We've just entered the 'Year of Biodiversity', and although Copenhagen didn't deliver what was hoped, there is a realisation that attitudes must change, and policy with it, to make it economically worthwhile for poor countries to preserve their natural heritage rather than exploit it. Guyana is the poorest country in South America, so it is under enormous pressure to use its natural resources for economic growth.
Thankfully President Jagdeo has realised that Guyana's forests should be worth more standing than felled, and has offered them up as a global carbon sink. Guyana possesses some of the most carbon-rich forests in South America which, coupled with the high species diversity and the number of plants and animals found only in the Guianan Shield, make these forests an extremely valuable resource - not just to a few conservationists, but to the international community and the Guyanan nation.
There are signs the message is getting through. Last year Norway boldly pledged $250 million to help preserve Guyana's forests through the UN's Reducing Emissions from Deforestation and Degradation (REDD) initiative. It is hoped that other nations will follow Norway's lead and help make Guyana a model of how global carbon offsetting can prevent the remorseless creep of dredgers, drillers and chainsaws.
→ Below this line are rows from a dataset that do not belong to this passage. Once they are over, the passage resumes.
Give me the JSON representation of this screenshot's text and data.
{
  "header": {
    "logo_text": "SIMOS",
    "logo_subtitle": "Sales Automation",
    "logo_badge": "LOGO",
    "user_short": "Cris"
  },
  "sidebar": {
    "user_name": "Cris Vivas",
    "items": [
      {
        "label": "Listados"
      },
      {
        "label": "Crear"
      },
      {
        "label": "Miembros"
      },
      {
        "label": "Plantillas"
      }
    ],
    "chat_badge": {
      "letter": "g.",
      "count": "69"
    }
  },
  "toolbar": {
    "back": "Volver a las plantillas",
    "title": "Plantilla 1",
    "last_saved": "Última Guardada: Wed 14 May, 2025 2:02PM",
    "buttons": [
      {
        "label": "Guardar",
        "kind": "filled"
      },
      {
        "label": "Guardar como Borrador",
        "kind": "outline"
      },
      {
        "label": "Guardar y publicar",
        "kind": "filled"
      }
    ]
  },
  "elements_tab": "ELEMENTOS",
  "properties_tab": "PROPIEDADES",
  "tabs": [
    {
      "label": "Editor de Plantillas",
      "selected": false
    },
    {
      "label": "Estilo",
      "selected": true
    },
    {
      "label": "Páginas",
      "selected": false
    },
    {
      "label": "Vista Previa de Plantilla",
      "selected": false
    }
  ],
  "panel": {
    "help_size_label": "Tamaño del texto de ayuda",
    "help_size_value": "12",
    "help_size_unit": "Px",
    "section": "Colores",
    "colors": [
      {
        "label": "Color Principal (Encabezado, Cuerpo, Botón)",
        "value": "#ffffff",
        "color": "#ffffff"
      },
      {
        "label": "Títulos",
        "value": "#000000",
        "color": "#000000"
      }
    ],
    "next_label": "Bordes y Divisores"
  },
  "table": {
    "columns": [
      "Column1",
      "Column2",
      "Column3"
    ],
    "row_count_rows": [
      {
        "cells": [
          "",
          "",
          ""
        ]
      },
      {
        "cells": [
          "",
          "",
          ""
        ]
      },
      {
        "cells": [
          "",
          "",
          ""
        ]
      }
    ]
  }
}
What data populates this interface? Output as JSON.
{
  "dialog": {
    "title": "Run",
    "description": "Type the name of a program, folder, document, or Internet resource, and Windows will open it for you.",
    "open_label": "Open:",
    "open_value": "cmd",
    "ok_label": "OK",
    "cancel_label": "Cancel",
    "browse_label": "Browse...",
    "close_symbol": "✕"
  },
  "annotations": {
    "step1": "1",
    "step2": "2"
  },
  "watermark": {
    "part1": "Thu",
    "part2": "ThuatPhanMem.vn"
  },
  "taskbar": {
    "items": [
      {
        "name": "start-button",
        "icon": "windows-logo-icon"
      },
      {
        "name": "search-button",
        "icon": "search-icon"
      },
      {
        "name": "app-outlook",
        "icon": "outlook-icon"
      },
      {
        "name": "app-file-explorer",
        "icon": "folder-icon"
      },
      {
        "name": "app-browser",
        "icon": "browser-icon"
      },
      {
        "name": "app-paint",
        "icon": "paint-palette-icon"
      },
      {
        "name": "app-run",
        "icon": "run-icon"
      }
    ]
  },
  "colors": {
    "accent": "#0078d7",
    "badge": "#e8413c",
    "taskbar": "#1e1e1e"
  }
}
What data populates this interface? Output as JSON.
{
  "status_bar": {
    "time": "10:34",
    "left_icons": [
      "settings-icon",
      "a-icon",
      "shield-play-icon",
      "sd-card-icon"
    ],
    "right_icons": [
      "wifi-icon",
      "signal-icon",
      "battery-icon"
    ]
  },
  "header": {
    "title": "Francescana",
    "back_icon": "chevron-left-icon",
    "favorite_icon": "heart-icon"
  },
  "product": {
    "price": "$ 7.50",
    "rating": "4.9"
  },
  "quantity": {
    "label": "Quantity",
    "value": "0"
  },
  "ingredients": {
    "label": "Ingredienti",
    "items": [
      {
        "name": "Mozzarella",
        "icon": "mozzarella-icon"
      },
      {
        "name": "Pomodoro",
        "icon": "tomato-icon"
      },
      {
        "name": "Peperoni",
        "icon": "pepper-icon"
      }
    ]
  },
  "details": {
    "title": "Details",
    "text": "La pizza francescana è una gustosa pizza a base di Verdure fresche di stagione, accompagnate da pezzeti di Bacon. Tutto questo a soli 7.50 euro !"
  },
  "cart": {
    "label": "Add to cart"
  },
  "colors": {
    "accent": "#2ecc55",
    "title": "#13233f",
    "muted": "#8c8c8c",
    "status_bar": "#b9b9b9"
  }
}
We are just starting to scratch the surface of the species richness of the Rupununi Basin, of which the Rewa is a tributary. Currently the region's tally of vertebrate species stands at over 1400, with very little research yet conducted on the fish, reptile and amphibian communities. With further exploration this figure is certain to rise, and this small corner of the Guianan Shield, comprising lowland rainforest, savannah and a unique Caribbean-draining river basin, looks likely to be one of the most species-rich regions in the world. Conservation organisations have recently begun looking in earnest and it seems that the spotlight has, all of a sudden, fallen on Guyana.
Rob Pickles is a PhD student at the Institute of Zoology and the University of Kent, studying the population genetics of the giant otter.